The elephant in the room

Seems to me Joseph Stiglitz's critics are ignoring the elephant in the room.

Stiglitz, as Bill Bonner noted on Monday and I mentioned last week in the context of William F. Buckley Jr's death (by all means, read to see the connection), is out with an updated study estimating the costs of the wars in Iraq and Afghanistan at $3 trillion.

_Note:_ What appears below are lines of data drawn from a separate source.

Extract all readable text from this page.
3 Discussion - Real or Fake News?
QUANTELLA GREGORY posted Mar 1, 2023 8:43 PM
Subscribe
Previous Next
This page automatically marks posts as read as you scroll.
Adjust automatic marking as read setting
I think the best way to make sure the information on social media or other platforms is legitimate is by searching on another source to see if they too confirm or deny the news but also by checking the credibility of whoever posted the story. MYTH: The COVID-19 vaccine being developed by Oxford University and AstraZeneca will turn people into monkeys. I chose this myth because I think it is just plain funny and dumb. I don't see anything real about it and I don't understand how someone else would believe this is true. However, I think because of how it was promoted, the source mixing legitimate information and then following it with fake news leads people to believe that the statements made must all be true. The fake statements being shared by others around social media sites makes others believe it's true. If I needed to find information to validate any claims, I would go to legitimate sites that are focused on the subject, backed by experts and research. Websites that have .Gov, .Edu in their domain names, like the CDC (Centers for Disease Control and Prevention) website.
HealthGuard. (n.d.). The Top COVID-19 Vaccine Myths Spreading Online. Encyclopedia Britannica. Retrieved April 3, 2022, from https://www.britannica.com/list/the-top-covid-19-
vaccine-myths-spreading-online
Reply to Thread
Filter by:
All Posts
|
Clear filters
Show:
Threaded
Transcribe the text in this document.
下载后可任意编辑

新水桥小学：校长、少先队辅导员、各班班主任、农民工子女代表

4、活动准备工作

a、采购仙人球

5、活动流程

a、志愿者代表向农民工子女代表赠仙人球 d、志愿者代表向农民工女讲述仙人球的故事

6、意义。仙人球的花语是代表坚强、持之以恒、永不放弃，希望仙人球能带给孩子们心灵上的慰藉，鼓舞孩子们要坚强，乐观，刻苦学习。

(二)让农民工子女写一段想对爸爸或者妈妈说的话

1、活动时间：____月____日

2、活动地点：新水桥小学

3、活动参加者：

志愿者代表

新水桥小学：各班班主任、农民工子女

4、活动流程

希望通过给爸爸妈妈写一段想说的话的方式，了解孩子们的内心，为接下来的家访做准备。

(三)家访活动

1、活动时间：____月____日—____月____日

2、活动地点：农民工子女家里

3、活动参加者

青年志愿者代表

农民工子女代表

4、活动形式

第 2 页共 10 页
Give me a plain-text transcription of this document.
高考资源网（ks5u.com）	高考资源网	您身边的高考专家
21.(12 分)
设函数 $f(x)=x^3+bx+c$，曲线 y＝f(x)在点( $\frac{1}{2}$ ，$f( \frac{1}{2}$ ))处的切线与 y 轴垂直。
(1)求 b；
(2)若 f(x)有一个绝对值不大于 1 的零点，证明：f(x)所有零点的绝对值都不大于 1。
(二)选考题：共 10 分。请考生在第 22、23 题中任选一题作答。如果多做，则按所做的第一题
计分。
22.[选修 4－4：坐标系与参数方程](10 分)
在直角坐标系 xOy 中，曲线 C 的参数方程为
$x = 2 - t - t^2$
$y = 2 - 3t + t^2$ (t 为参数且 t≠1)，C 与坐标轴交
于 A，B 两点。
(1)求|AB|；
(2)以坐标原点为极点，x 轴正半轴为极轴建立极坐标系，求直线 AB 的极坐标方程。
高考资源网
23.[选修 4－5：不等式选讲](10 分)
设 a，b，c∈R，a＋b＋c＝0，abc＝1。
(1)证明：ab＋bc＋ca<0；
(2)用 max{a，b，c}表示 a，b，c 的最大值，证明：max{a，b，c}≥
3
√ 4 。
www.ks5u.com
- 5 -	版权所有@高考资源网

Most of the criticism to date has picked nits with how Stiglitz and coauthor Linda Bilmes arrived at that $3 trillion figure.  But the critics conveniently overlook a wider argument Stiglitz and Bilmes make — one that comports with Austrian economic theory.  Simply put, the war fueled the monetary expansion that's brought us to our current pitiful state of affairs.  As reported by Reuters:

Asked if the war has contributed to the U.S. slowdown,
Stiglitz said, "Very much so."

"To offset that depressing effect, the Fed has flooded the
economy with liquidity and the regulators looked the other way
when very imprudent lending was going up," Stiglitz said. "We
were living on borrowed money and borrowed time and eventually
a day of reckoning had to come, and it has now come."

The war has also altered how the United States has reacted
to its current economic troubles, he said.

"When America's financial institutions had a problem, they
had to turn to the sovereign wealth funds in the Middle East
for recapitalization, for the bailout," he said.

That last part, by the way, jibes with what Warren Buffett said this week.  (I can't wait for this point of view about SWFs to start getting shouted down as "blame America first" — you just know it's gonna happen.)

Of course, Stiglitz is no Austrian.  And yet, get this:

"It used to be thought that wars are good for the economy.
No economist really believes that anymore," Stiglitz said.

"No economist?"  I wish it were so; I wish mainstream economists stopped buying into the broken-window fallacy .  Alas, days before Stiglitz made that assertion, Paul Krugman already disproved it.